If you’re on a diet, fuck it off and stick your face in bowl of fried lard. If for some fucked up reason you have declared celibacy, go rub and wet hump the first hot piece you see. If there’s a whore out there that doesn’t know how much you hate them, immediately knee them in the butt bone and destroy them with the cunt word. Because the end is near. The sky is about to turn black and the earth will implode, because Kanye West, the Overlord of the CAPS-LOCK key, stopped using CAPS. Baby Jesus, hold me in your arms and dry my tears with your breath. I’m scared.
Kanye took to his blog yesterday and his precious pinky didn’t hit the CAPS-LOCK key. In fact, he correctly used CAPS in the entire post. It took me ten beats to even read this mess. Even my own CAPS-LOCK key looks a little sadder today, because Kanye has abandoned it. However, it doesn’t look like he’s abandoned the DOUCHE-LOCK key, because he’s still spreading the foolery. CAPS-LOCK key or not.

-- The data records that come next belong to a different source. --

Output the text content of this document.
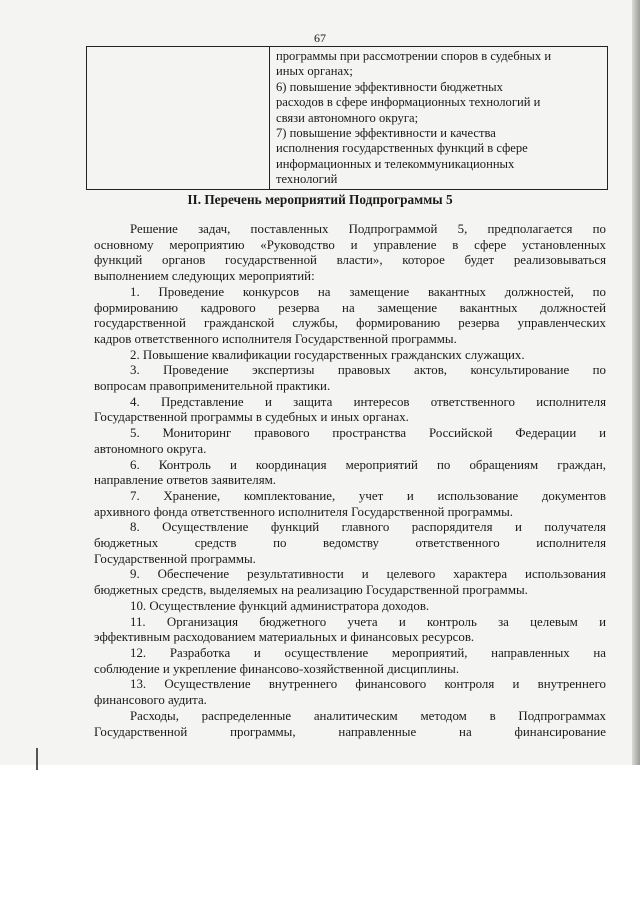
67

программы при рассмотрении споров в судебных и
иных органах;
6) повышение эффективности бюджетных
расходов в сфере информационных технологий и
связи автономного округа;
7) повышение эффективности и качества
исполнения государственных функций в сфере
информационных и телекоммуникационных
технологий
II. Перечень мероприятий Подпрограммы 5
Решение задач, поставленных Подпрограммой 5, предполагается по
основному мероприятию «Руководство и управление в сфере установленных
функций органов государственной власти», которое будет реализовываться
выполнением следующих мероприятий:
1. Проведение конкурсов на замещение вакантных должностей, по
формированию кадрового резерва на замещение вакантных должностей
государственной гражданской службы, формированию резерва управленческих
кадров ответственного исполнителя Государственной программы.
2. Повышение квалификации государственных гражданских служащих.
3. Проведение экспертизы правовых актов, консультирование по
вопросам правоприменительной практики.
4. Представление и защита интересов ответственного исполнителя
Государственной программы в судебных и иных органах.
5. Мониторинг правового пространства Российской Федерации и
автономного округа.
6. Контроль и координация мероприятий по обращениям граждан,
направление ответов заявителям.
7. Хранение, комплектование, учет и использование документов
архивного фонда ответственного исполнителя Государственной программы.
8. Осуществление функций главного распорядителя и получателя
бюджетных средств по ведомству ответственного исполнителя
Государственной программы.
9. Обеспечение результативности и целевого характера использования
бюджетных средств, выделяемых на реализацию Государственной программы.
10. Осуществление функций администратора доходов.
11. Организация бюджетного учета и контроль за целевым и
эффективным расходованием материальных и финансовых ресурсов.
12. Разработка и осуществление мероприятий, направленных на
соблюдение и укрепление финансово-хозяйственной дисциплины.
13. Осуществление внутреннего финансового контроля и внутреннего
финансового аудита.
Расходы, распределенные аналитическим методом в Подпрограммах
Государственной программы, направленные на финансирование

Kanye is whimpering and bitching about a blogger who questioned his manhood after suggesting he might be faking the straight. Oh, Kanye, stick your manhood up your culo and give it a rest. The world at large knows who your true, true love is. It’s yourself!
Bitch isn’t heterosexual or homosexual. He’s fucking Kanyesexual. Being a Grade A Dickbag: Kanye is doing it right!